Bowles was definitely not the first one to compare alcohol and hashish. In the history of Marijuana, as early as in the 16th century, a poet from Baghdad, Mohammed Ebn Soleiman Foruli, wrote a well-known epic poem named Benk u Bode, which dealt allegorically with a dialectical battle between wine and hashish. And, even in the Castro crowd, there is a clear separation between the bar-hoppers (who consume alcohol in large quantities), the club druggies, and the stoners who prefer smoking pots and staying home. Any of them would give you the reason why they prefer one to the other. But Bowles could still be the first who associated the substance usage with cultures and westernization. If his theory holds true, does that mean the bar-hoppers are aggressive happy social butterflies, while the potheads are introspective and isolated from each other? And by further deduction according to Bowles, the bar-hoppers should be more “dynamic” in their personality and more “westernized” and thus holding some competitive advantage in this western society; and the potheads would be “static”, can’t cope with the change and would be left behind like the aged hippies. Then I am also wondering how we categorize the speed freaks and ecstasy addicts. They show enormous energy, openness and love when they are on. Does that mean they are more "westernized" than all the others?

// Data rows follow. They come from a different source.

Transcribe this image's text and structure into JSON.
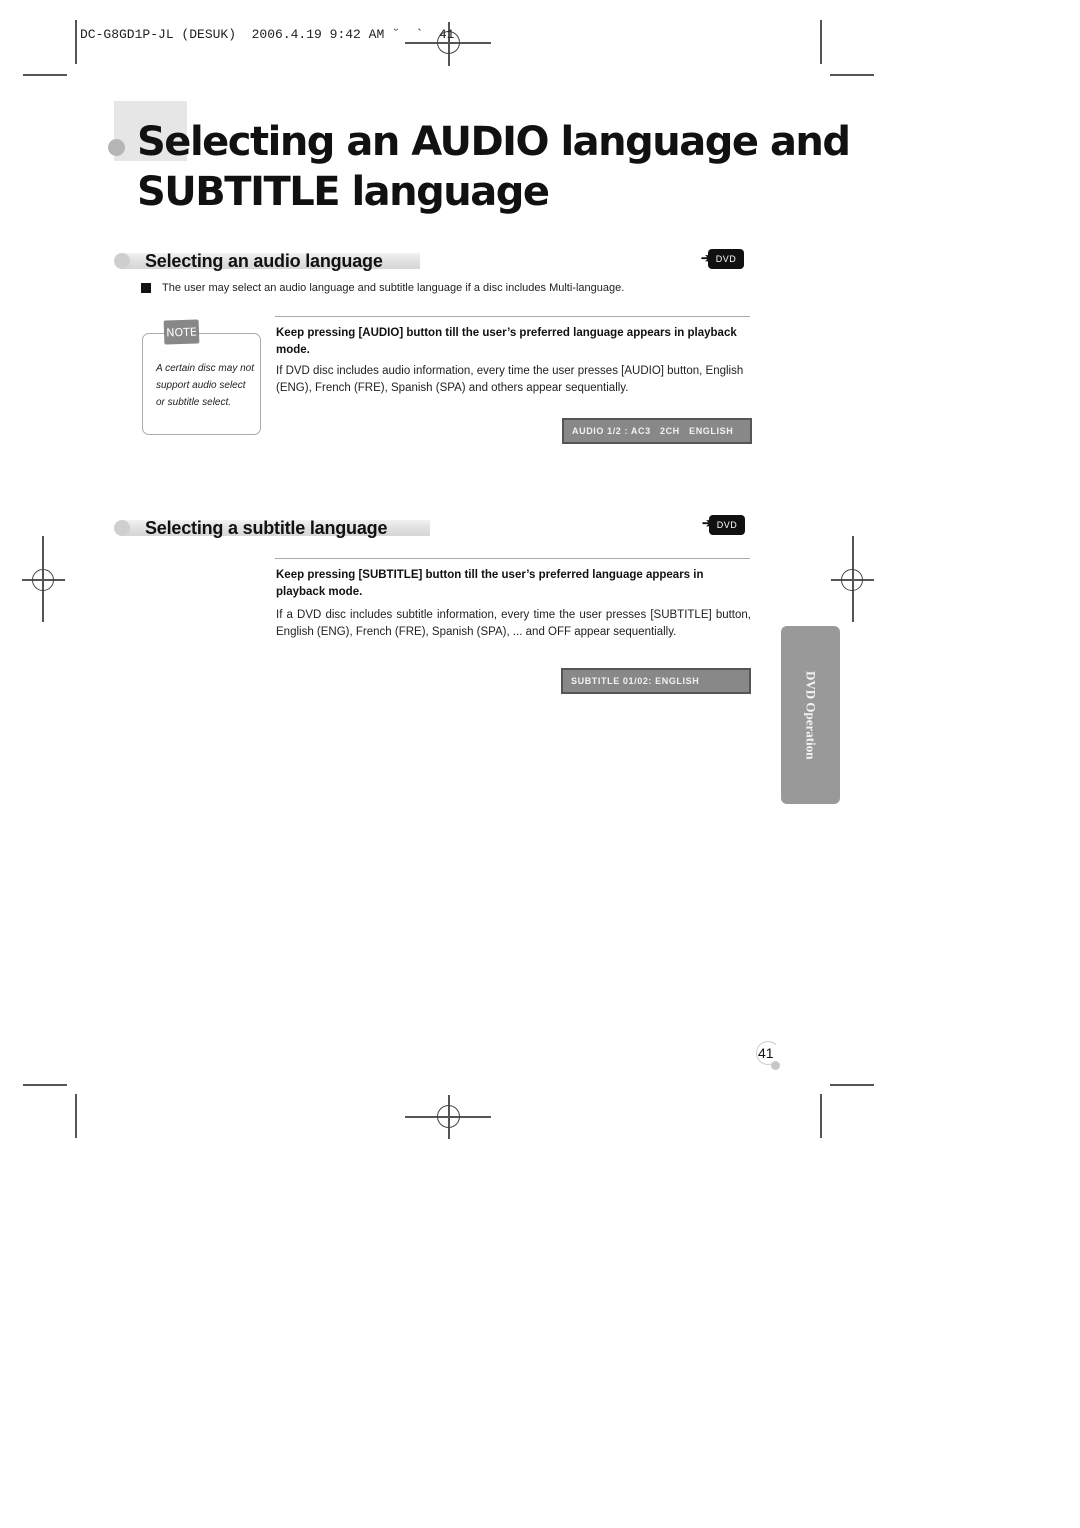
{
  "slug_line": "DC-G8GD1P-JL (DESUK)  2006.4.19 9:42 AM ˘  `  41",
  "page_title": {
    "line1": "Selecting an AUDIO language and",
    "line2": "SUBTITLE language"
  },
  "audio_section": {
    "heading": "Selecting an audio language",
    "badge": "DVD",
    "intro": "The user may select an audio language and subtitle language if a disc includes Multi-language.",
    "note": {
      "tab_label": "NOTE",
      "text": "A certain disc may not support audio select or subtitle select."
    },
    "instruction_bold": "Keep pressing [AUDIO] button till the user’s preferred language appears in playback mode.",
    "instruction_body": "If DVD disc includes audio information, every time the user presses [AUDIO] button, English (ENG), French (FRE), Spanish (SPA) and others appear sequentially.",
    "osd_display": "AUDIO 1/2 : AC3   2CH   ENGLISH"
  },
  "subtitle_section": {
    "heading": "Selecting a subtitle language",
    "badge": "DVD",
    "instruction_bold": "Keep pressing [SUBTITLE] button till the user’s preferred language appears in playback mode.",
    "instruction_body": "If a DVD disc includes subtitle information, every time the user presses [SUBTITLE] button, English (ENG), French (FRE), Spanish (SPA), ...  and OFF appear sequentially.",
    "osd_display": "SUBTITLE 01/02: ENGLISH"
  },
  "side_tab": "DVD Operation",
  "page_number": "41"
}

There is a bit a truth in Bowles' assessment, but by close inspection, we see flaws in his logic. Bowles forgot that substance or alcohol always creates the illusions, which are elusive and don’t always relate to reality. Just like socially-inept person using alcohol to break the ice, a high-strung one may seek pot to calm down and relax. The effects are temporary, and they won’t change the personalities that easily (although sometimes they do). It is too simplistic to explain the culture differences by the usage of substances. On the contrary, why one drug is more popular in one society than in the others has complicated historical and cultural roots. The popularity of certain substance is the consequence instead of the cause. We can find many examples: the persistant chewing of qat in Yemen, the once ubiquitous opium dens in China, their rises and falls do not necessarily time with the westernization but actually act the otherwise.

Although Bowles lived in Morocco for his entire adult life and based almost all of his writings in third-world countries, he was a colonialist in his heart. As a sharp observer and an avid traveler, he was fascinated with “the other” and probably took a few lovers from the locals he encountered. But he remained critical of these cultures, which he constantly compared to the West and found them uncivilized, hostile and sometimes incomprehensible. The fear and distrust of Islam lies in the collective consciousness of the western mind, and Bowles was no exception.